0,10d = NOID      # Catch all No ssh id events, instant block for 10 days.


SECTION IPPOLICY
# Good nets(+) and bad nets(-), by regular expression matching IP addresses.
# This matches the same addresses as reported in sshdfilter logs, ie, the
# same IP version as used by your iptables command, which will most likely
# be version 4. No hostname lookup is done, or proper subnet matching.
# If you want any of that you need to be using iptables.
#-'^192\.168\.7\.9$'  # drop a test #
#+'^192\.168\.7\.[0-9]+$'       # always accept, never block LAN connections
#+'^192\.168\.8\.[0-9]+$'       # always accept, never block LAN connections
#+'^192\.168\.0\.[0-9]+$'       # always accept, never block LAN connections
-'^207\.46\.[0-9]+.[0-9]+$'    # Block known evil domain


SECTION EMAILPOLICY
# When to send emails about block events. + means send email, - means don't.
# Read from top to bottom, the first match is the action. Except DEFAULT, 
# which only matches after none of the others have matched. But for DEFAULT,
# INVALID and NOID, the surrounding '' are required.
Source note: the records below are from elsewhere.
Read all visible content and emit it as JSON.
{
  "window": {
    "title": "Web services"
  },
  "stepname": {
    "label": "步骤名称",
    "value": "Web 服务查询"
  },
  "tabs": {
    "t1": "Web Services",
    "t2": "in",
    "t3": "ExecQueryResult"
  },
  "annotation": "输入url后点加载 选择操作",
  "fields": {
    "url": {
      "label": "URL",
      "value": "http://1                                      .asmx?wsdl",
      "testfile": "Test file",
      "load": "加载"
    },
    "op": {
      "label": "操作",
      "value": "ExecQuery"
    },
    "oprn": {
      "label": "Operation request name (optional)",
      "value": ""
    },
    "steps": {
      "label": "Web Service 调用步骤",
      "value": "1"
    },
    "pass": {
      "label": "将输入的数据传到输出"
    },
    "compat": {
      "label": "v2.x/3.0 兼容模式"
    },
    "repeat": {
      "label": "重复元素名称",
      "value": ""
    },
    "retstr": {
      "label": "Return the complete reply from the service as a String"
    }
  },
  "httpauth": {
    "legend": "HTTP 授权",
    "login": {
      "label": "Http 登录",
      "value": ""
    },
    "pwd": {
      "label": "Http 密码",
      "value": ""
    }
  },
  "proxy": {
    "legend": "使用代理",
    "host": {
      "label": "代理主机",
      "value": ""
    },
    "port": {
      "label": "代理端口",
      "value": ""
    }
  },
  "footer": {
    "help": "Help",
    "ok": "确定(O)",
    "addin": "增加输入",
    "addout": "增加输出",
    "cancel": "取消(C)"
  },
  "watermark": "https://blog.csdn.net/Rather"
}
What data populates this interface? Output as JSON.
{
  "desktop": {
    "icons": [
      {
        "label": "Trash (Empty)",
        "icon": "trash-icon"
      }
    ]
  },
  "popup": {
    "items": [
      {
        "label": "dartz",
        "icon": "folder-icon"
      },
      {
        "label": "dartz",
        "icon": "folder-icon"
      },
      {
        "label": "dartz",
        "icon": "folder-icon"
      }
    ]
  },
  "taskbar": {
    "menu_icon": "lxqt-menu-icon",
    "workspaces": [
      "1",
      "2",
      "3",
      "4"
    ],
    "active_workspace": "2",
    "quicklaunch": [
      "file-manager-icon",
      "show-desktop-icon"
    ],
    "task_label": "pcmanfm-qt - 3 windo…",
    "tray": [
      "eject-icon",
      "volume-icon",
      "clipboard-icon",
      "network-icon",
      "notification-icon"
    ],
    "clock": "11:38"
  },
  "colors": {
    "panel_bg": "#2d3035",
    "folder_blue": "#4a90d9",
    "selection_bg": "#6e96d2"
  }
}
-'^peter$'   # If peter ever fails to login, don't email.
+DEFAULT     # Email in most circumstances.
+'^greg$'    # Email if the user is greg, redundant as this is the default.
+INVALID     # Email all invalid users
-NOID        # Don't email if there was no ssh id given.



SECTION SSHDLOG
# The SSHDLOG section maps sshd messages into one of several types, No Id string, Invalid User, Bad password for valid user, and Good password for valid user. Each version and distribution uses different message formats, so the exact format needs to be user configurable. These are already supplied for quite a few distributions.